A procuradora-geral da República, que falava esta quinta-feira à tarde no encerramento de um debate na Academia Militar, Amadora, sobre proteção de crianças, aludia desta forma a recentes casos públicos envolvendo menores.

O caso mais recente é o de uma criança de 12 anos, que ficou grávida, alegadamente por ter sido violada pelo padrasto.

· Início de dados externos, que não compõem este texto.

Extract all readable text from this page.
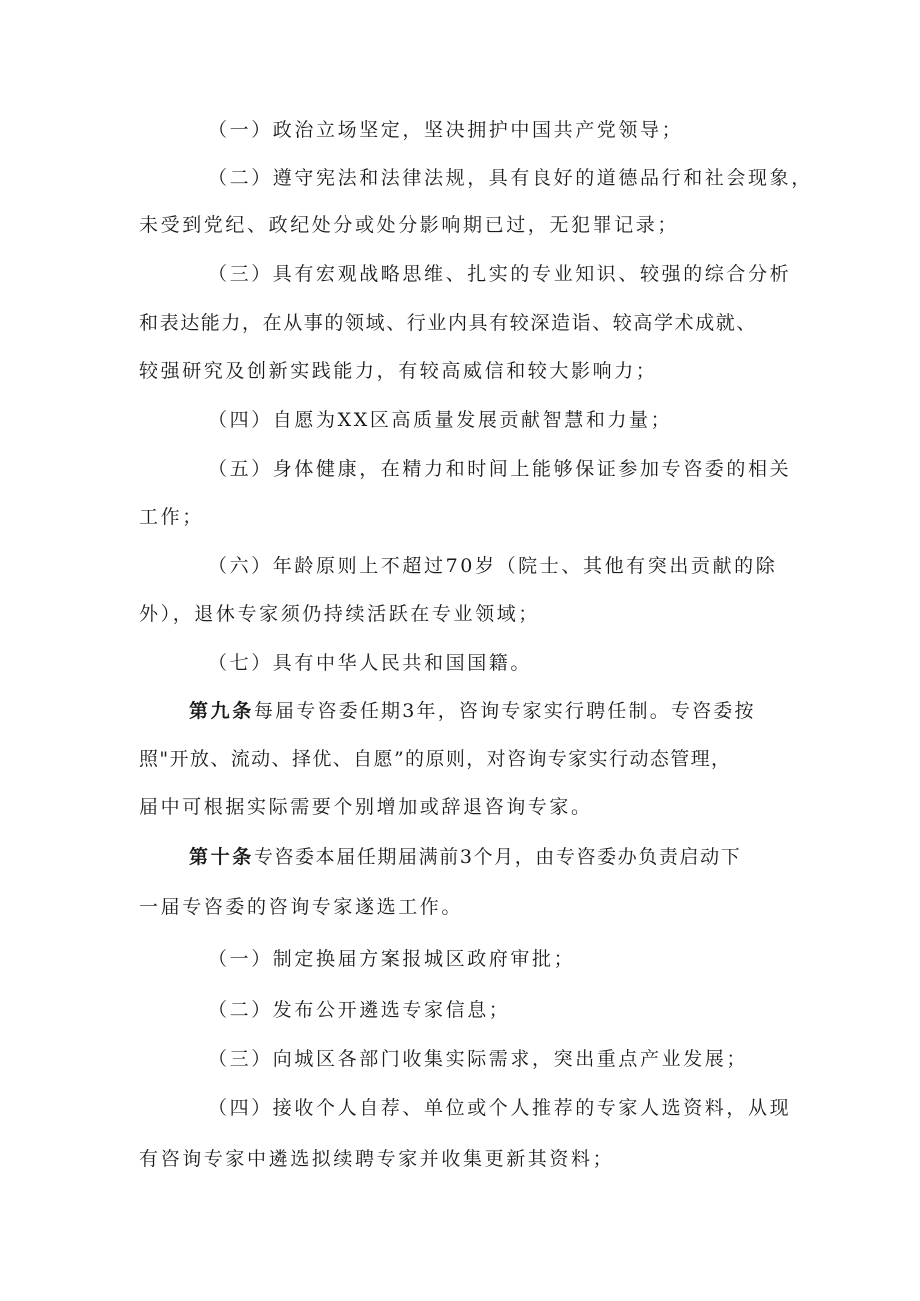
（一）政治立场坚定，坚决拥护中国共产党领导；
（二）遵守宪法和法律法规，具有良好的道德品行和社会现象，
未受到党纪、政纪处分或处分影响期已过，无犯罪记录；
（三）具有宏观战略思维、扎实的专业知识、较强的综合分析
和表达能力，在从事的领域、行业内具有较深造诣、较高学术成就、
较强研究及创新实践能力，有较高威信和较大影响力；
（四）自愿为XX区高质量发展贡献智慧和力量；
（五）身体健康，在精力和时间上能够保证参加专咨委的相关
工作；
（六）年龄原则上不超过70岁（院士、其他有突出贡献的除
外），退休专家须仍持续活跃在专业领域；
（七）具有中华人民共和国国籍。
第九条每届专咨委任期3年，咨询专家实行聘任制。专咨委按
照"开放、流动、择优、自愿”的原则，对咨询专家实行动态管理，
届中可根据实际需要个别增加或辞退咨询专家。
第十条专咨委本届任期届满前3个月，由专咨委办负责启动下
一届专咨委的咨询专家遂选工作。
（一）制定换届方案报城区政府审批；
（二）发布公开遴选专家信息；
（三）向城区各部门收集实际需求，突出重点产业发展；
（四）接收个人自荐、单位或个人推荐的专家人选资料，从现
有咨询专家中遴选拟续聘专家并收集更新其资料；
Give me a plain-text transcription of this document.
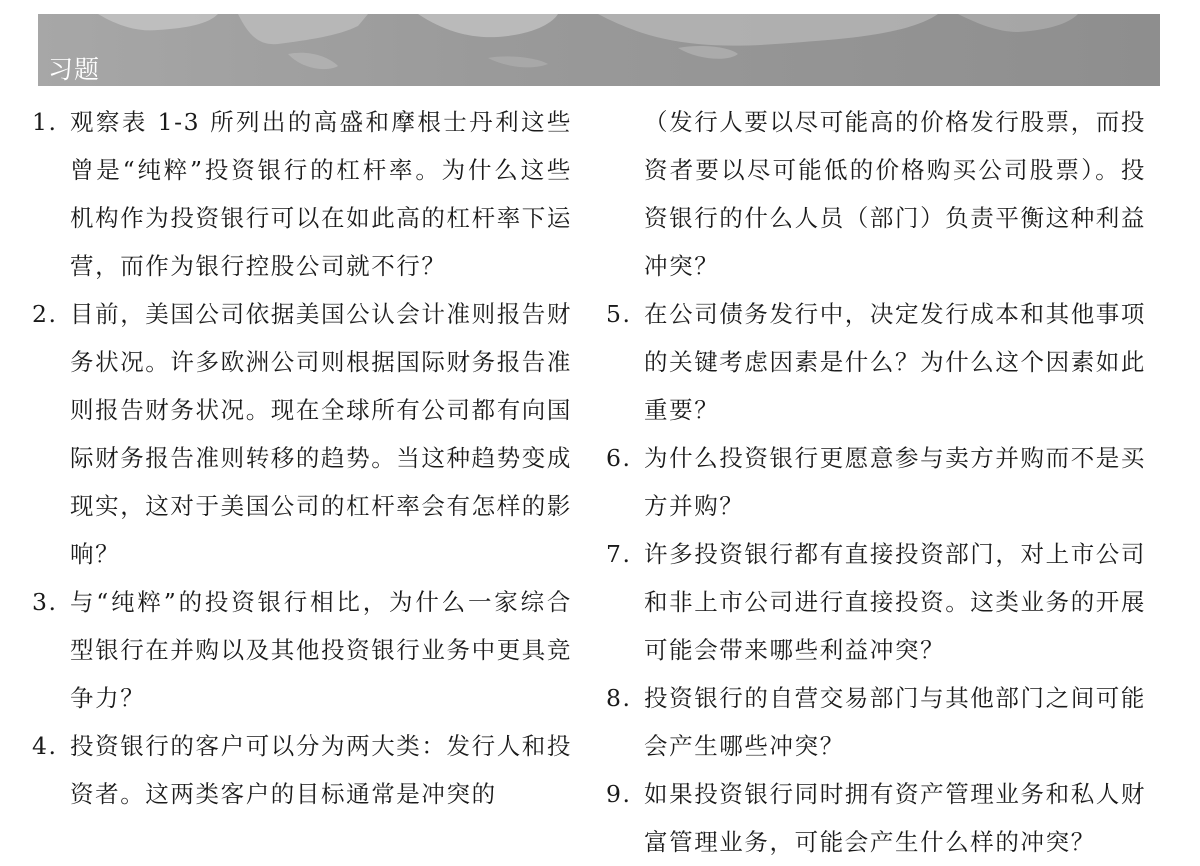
习题
1. 观察表 1-3 所列出的高盛和摩根士丹利这些曾是“纯粹”投资银行的杠杆率。为什么这些机构作为投资银行可以在如此高的杠杆率下运营，而作为银行控股公司就不行？
2. 目前，美国公司依据美国公认会计准则报告财务状况。许多欧洲公司则根据国际财务报告准则报告财务状况。现在全球所有公司都有向国际财务报告准则转移的趋势。当这种趋势变成现实，这对于美国公司的杠杆率会有怎样的影响？
3. 与“纯粹”的投资银行相比，为什么一家综合型银行在并购以及其他投资银行业务中更具竞争力？
4. 投资银行的客户可以分为两大类：发行人和投资者。这两类客户的目标通常是冲突的
（发行人要以尽可能高的价格发行股票，而投资者要以尽可能低的价格购买公司股票）。投资银行的什么人员（部门）负责平衡这种利益冲突？
5. 在公司债务发行中，决定发行成本和其他事项的关键考虑因素是什么？为什么这个因素如此重要？
6. 为什么投资银行更愿意参与卖方并购而不是买方并购？
7. 许多投资银行都有直接投资部门，对上市公司和非上市公司进行直接投资。这类业务的开展可能会带来哪些利益冲突？
8. 投资银行的自营交易部门与其他部门之间可能会产生哪些冲突？
9. 如果投资银行同时拥有资产管理业务和私人财富管理业务，可能会产生什么样的冲突？
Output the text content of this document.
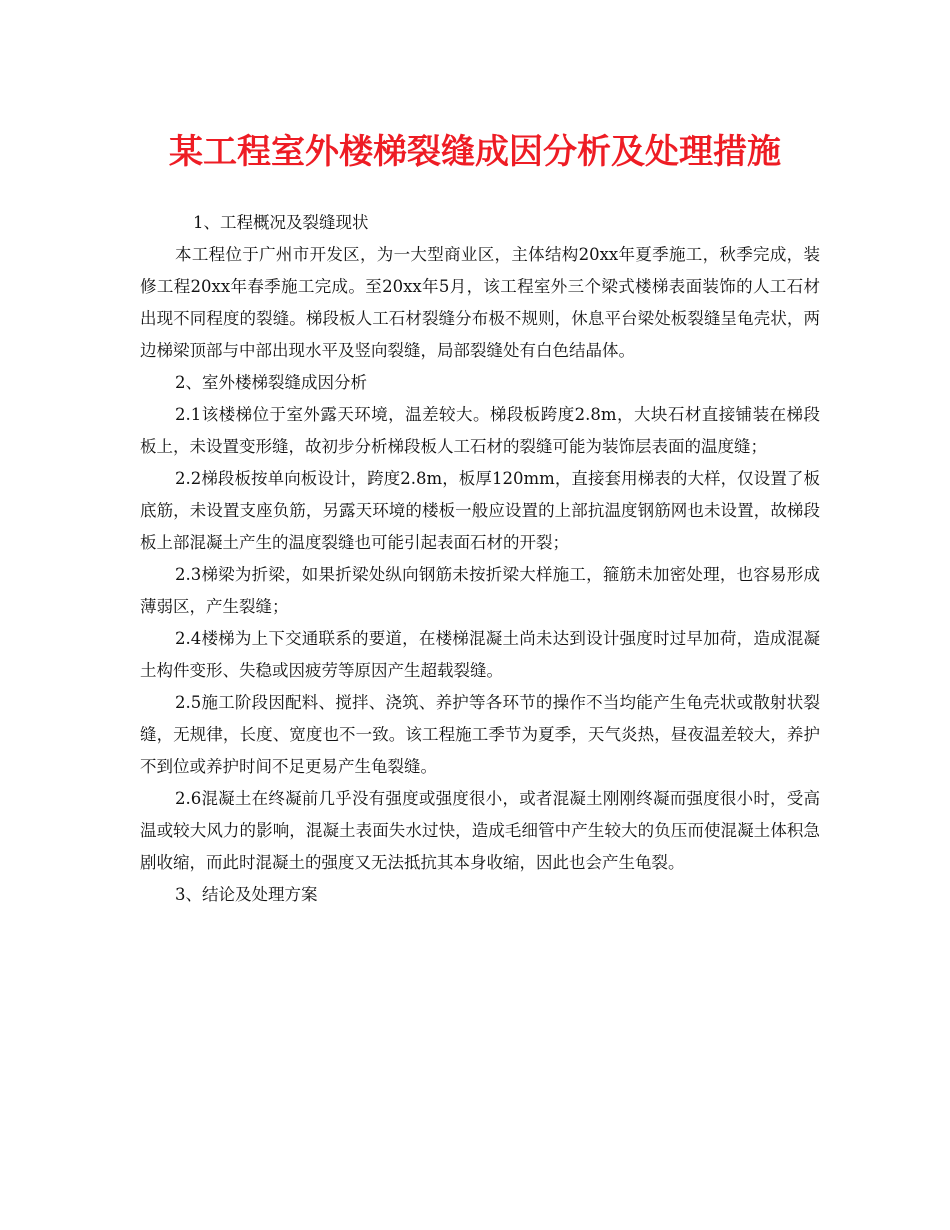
某工程室外楼梯裂缝成因分析及处理措施

1、工程概况及裂缝现状

本工程位于广州市开发区，为一大型商业区，主体结构20xx年夏季施工，秋季完成，装修工程20xx年春季施工完成。至20xx年5月，该工程室外三个梁式楼梯表面装饰的人工石材出现不同程度的裂缝。梯段板人工石材裂缝分布极不规则，休息平台梁处板裂缝呈龟壳状，两边梯梁顶部与中部出现水平及竖向裂缝，局部裂缝处有白色结晶体。

2、室外楼梯裂缝成因分析

2.1该楼梯位于室外露天环境，温差较大。梯段板跨度2.8m，大块石材直接铺装在梯段板上，未设置变形缝，故初步分析梯段板人工石材的裂缝可能为装饰层表面的温度缝；

2.2梯段板按单向板设计，跨度2.8m，板厚120mm，直接套用梯表的大样，仅设置了板底筋，未设置支座负筋，另露天环境的楼板一般应设置的上部抗温度钢筋网也未设置，故梯段板上部混凝土产生的温度裂缝也可能引起表面石材的开裂；

2.3梯梁为折梁，如果折梁处纵向钢筋未按折梁大样施工，箍筋未加密处理，也容易形成薄弱区，产生裂缝；

2.4楼梯为上下交通联系的要道，在楼梯混凝土尚未达到设计强度时过早加荷，造成混凝土构件变形、失稳或因疲劳等原因产生超载裂缝。

2.5施工阶段因配料、搅拌、浇筑、养护等各环节的操作不当均能产生龟壳状或散射状裂缝，无规律，长度、宽度也不一致。该工程施工季节为夏季，天气炎热，昼夜温差较大，养护不到位或养护时间不足更易产生龟裂缝。

2.6混凝土在终凝前几乎没有强度或强度很小，或者混凝土刚刚终凝而强度很小时，受高温或较大风力的影响，混凝土表面失水过快，造成毛细管中产生较大的负压而使混凝土体积急剧收缩，而此时混凝土的强度又无法抵抗其本身收缩，因此也会产生龟裂。

3、结论及处理方案
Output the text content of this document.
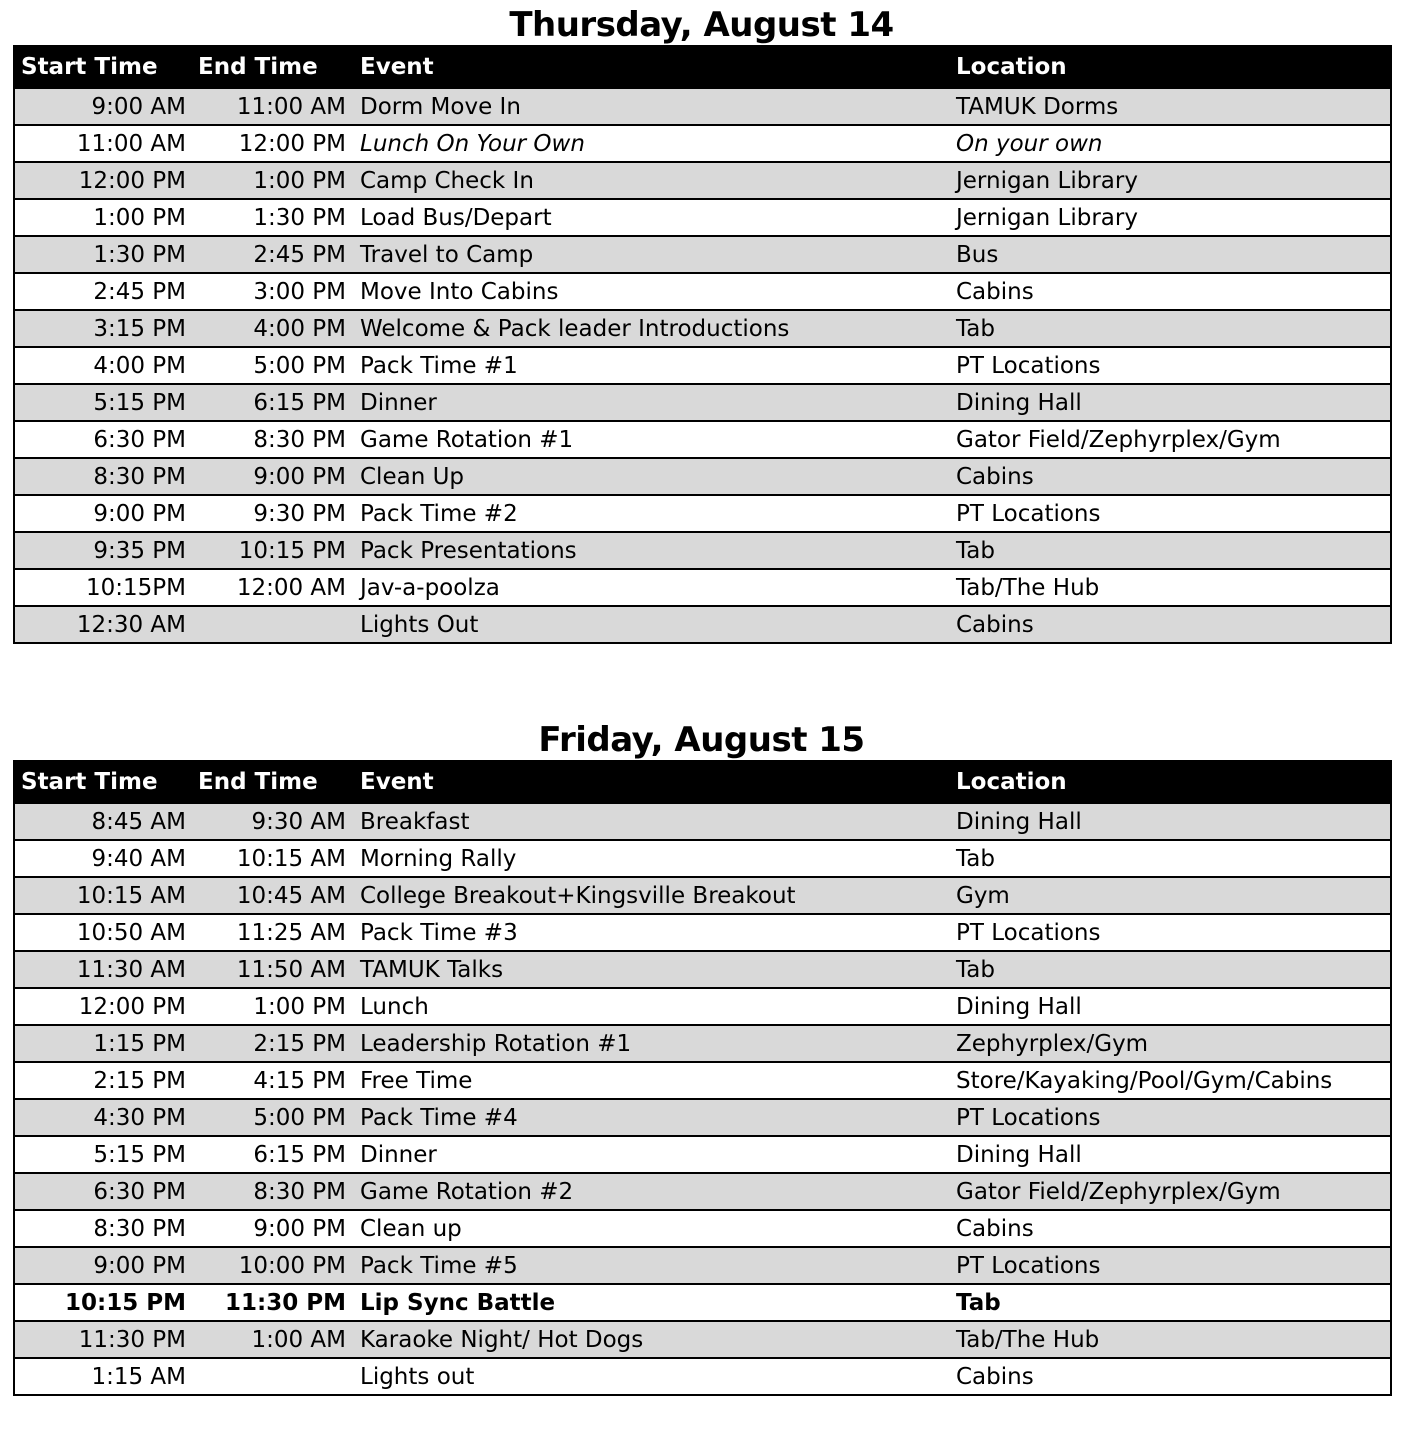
Thursday, August 14
Start Time	End Time	Event	Location
9:00 AM	11:00 AM	Dorm Move In	TAMUK Dorms
11:00 AM	12:00 PM	Lunch On Your Own	On your own
12:00 PM	1:00 PM	Camp Check In	Jernigan Library
1:00 PM	1:30 PM	Load Bus/Depart	Jernigan Library
1:30 PM	2:45 PM	Travel to Camp	Bus
2:45 PM	3:00 PM	Move Into Cabins	Cabins
3:15 PM	4:00 PM	Welcome & Pack leader Introductions	Tab
4:00 PM	5:00 PM	Pack Time #1	PT Locations
5:15 PM	6:15 PM	Dinner	Dining Hall
6:30 PM	8:30 PM	Game Rotation #1	Gator Field/Zephyrplex/Gym
8:30 PM	9:00 PM	Clean Up	Cabins
9:00 PM	9:30 PM	Pack Time #2	PT Locations
9:35 PM	10:15 PM	Pack Presentations	Tab
10:15PM	12:00 AM	Jav-a-poolza	Tab/The Hub
12:30 AM		Lights Out	Cabins
Friday, August 15
Start Time	End Time	Event	Location
8:45 AM	9:30 AM	Breakfast	Dining Hall
9:40 AM	10:15 AM	Morning Rally	Tab
10:15 AM	10:45 AM	College Breakout+Kingsville Breakout	Gym
10:50 AM	11:25 AM	Pack Time #3	PT Locations
11:30 AM	11:50 AM	TAMUK Talks	Tab
12:00 PM	1:00 PM	Lunch	Dining Hall
1:15 PM	2:15 PM	Leadership Rotation #1	Zephyrplex/Gym
2:15 PM	4:15 PM	Free Time	Store/Kayaking/Pool/Gym/Cabins
4:30 PM	5:00 PM	Pack Time #4	PT Locations
5:15 PM	6:15 PM	Dinner	Dining Hall
6:30 PM	8:30 PM	Game Rotation #2	Gator Field/Zephyrplex/Gym
8:30 PM	9:00 PM	Clean up	Cabins
9:00 PM	10:00 PM	Pack Time #5	PT Locations
10:15 PM	11:30 PM	Lip Sync Battle	Tab
11:30 PM	1:00 AM	Karaoke Night/ Hot Dogs	Tab/The Hub
1:15 AM		Lights out	Cabins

Sem nunca se referir a casos concretos, Joana Marques Vidal, apelou à racionalidade de todos os técnicos ligados às comissões de proteção de crianças e jovens em risco: “Faço daqui um apelo para a capacidade de pensar e refletir nos modelos sem se deixar pelos acontecimentos, que são dolorosos”, afirmou.


Nesse sentido, Joana Marques Vidal referiu que as alterações legislativas não serão a solução e sublinhou que o Ministério Público irá fazer tudo o que estiver ao seu alcance para tornar o atual modelo de proteção de crianças e jovens ainda mais funcional.

“O Ministério Público fará todo o esforço para melhorar a sua participação e a sua articulação com as comissões. Não precisamos de muitas mudanças, mas sim de assumir as nossas responsabilidades”, atestou.


No final da sessão a procuradora-geral da República saiu das instalações sem prestar declarações aos jornalistas.